The survey, which was commissioned by Alberta Farm Animal Care, asked more than 750 people about their knowledge of farm practices and how it might affect their eating habits.
Many said they believed Alberta had higher standards than anywhere else.
“This is one of the biggest strengths you have as an industry, just general perceptions that in Alberta, things are done better than the rest of Canada and particularly the United States,” Black told AFAC’s annual meeting in Calgary.
Many said they would pay more for Alberta products because they perceived food grown in the province was better and raised to a higher standard.
The study found different kinds of consumers, ranging from those who whole heartedly eat lots of meat, poultry and dairy products without too much concern about animal welfare to those who eat little of these products for a variety of reasons, including concerns over how the animals were raised.

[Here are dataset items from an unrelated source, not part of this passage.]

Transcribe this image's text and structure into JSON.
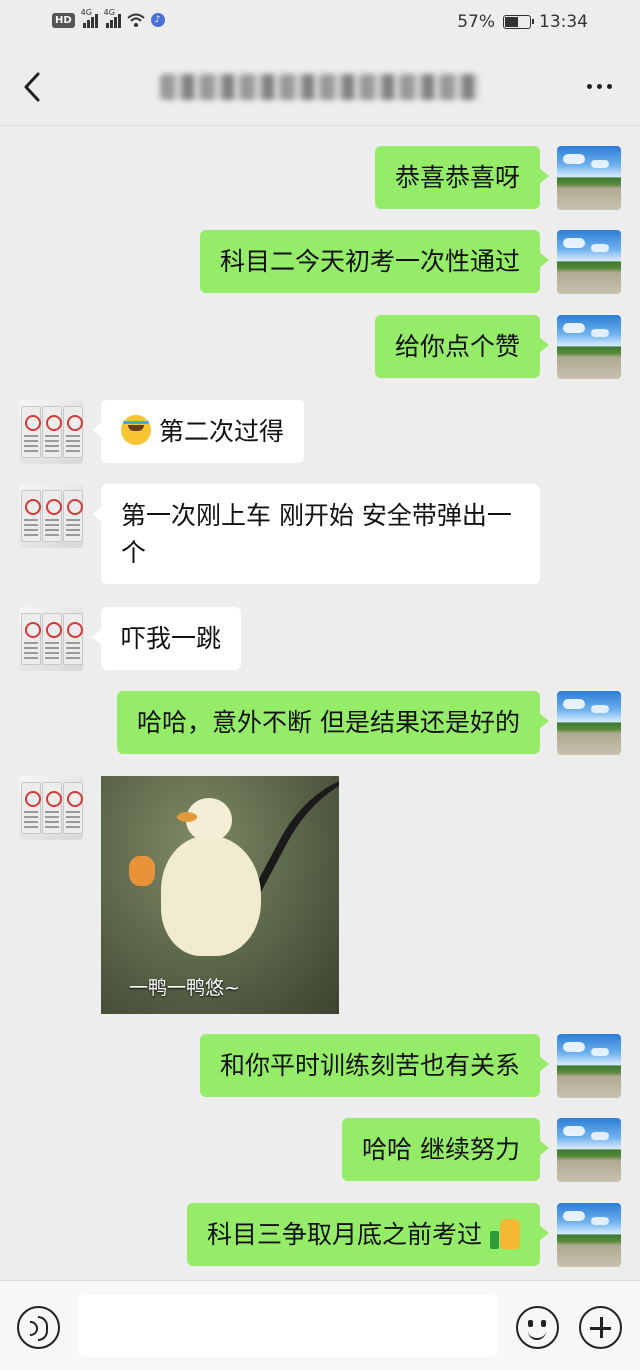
{
  "status_bar": {
    "hd_badge": "HD",
    "sim1_network": "4G",
    "sim2_network": "4G",
    "battery_percent_text": "57%",
    "battery_level": 0.57,
    "time": "13:34"
  },
  "header": {
    "title": "",
    "title_redacted": true,
    "back_icon": "chevron-left-icon",
    "more_icon": "more-dots-icon"
  },
  "messages": [
    {
      "sender": "me",
      "type": "text",
      "text": "恭喜恭喜呀"
    },
    {
      "sender": "me",
      "type": "text",
      "text": "科目二今天初考一次性通过"
    },
    {
      "sender": "me",
      "type": "text",
      "text": "给你点个赞"
    },
    {
      "sender": "them",
      "type": "text",
      "emoji": "crying-laughing-emoji",
      "text": "第二次过得"
    },
    {
      "sender": "them",
      "type": "text",
      "text": "第一次刚上车 刚开始 安全带弹出一个"
    },
    {
      "sender": "them",
      "type": "text",
      "text": "吓我一跳"
    },
    {
      "sender": "me",
      "type": "text",
      "text": "哈哈，意外不断 但是结果还是好的"
    },
    {
      "sender": "them",
      "type": "sticker",
      "caption": "一鸭一鸭悠~"
    },
    {
      "sender": "me",
      "type": "text",
      "text": "和你平时训练刻苦也有关系"
    },
    {
      "sender": "me",
      "type": "text",
      "text": "哈哈 继续努力"
    },
    {
      "sender": "me",
      "type": "text",
      "text": "科目三争取月底之前考过",
      "emoji": "thumbs-up-emoji"
    }
  ],
  "input_bar": {
    "voice_icon": "voice-icon",
    "input_value": "",
    "emoji_icon": "smiley-icon",
    "plus_icon": "plus-circle-icon"
  },
  "colors": {
    "background": "#ededed",
    "my_bubble": "#95ec69",
    "their_bubble": "#ffffff"
  }
}
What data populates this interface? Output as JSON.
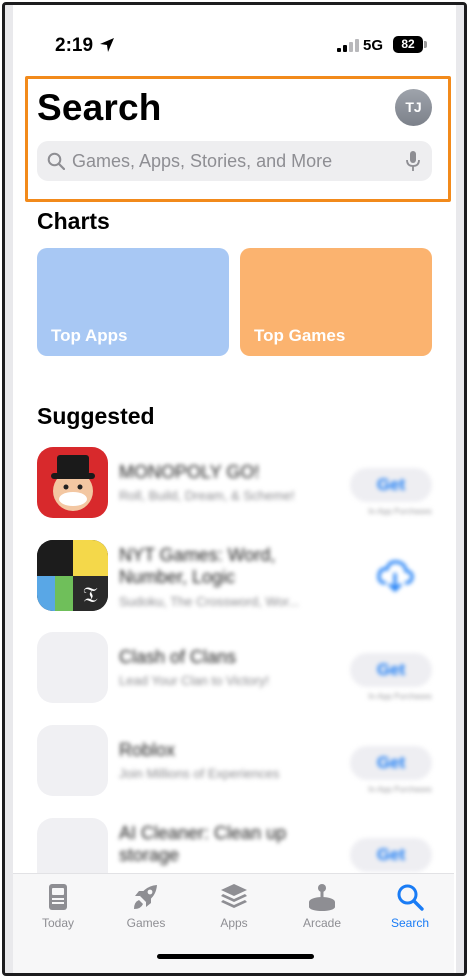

This group makes up three percent of the population and tends to be 15 to 29 years old. However, they are a vocal minority who can influence policy makers and the public.
Most of those surveyed said they had seen or heard stories about farm animal abuse, and many said they would not want to buy protein products if they knew livestock was mistreated.
More women than men were concerned about chickens, pigs and dairy cattle raised in confinement.
The term “super farms” emerged in the survey, which refers to large corporate industrial farms. Most people did not know if these farms exist in Alberta, but they felt they should be monitored for their effect on the environment, animal welfare and human health.
“There is a concern inside consumers’ minds around what these large industrial farms mean for them and the impacts on their health. This is an issue that is emerging here,” Black said.
Women were more likely to believe that these operations exist and are not good. Hormones and antibiotic use also concerned about half the women polled.
Most respondents believed sick animals should be treated with medicine, but 38 percent said the use of antibiotics and growth hormones are harmful to human health. About a third said they would not consume meats, milk or eggs containing these products.
When asked who they trust for reliable information, 64 percent said veterinary associations followed by the SPCA. Only 30 percent rely on the government or industry organizations for good information.
However, nearly half said they do not trust advocacy groups such as People for the Ethical Treatment of Animals. Eighty percent relied on the internet for obtaining information about farming, 51 percent went to newspapers, 37 percent used television and a small percentage used social media such as YouTube, Facebook and Twitter.
A website from the Alberta Veterinary Association answers questions on animal care and husbandry at www.albertaanimalhealthsource.ca.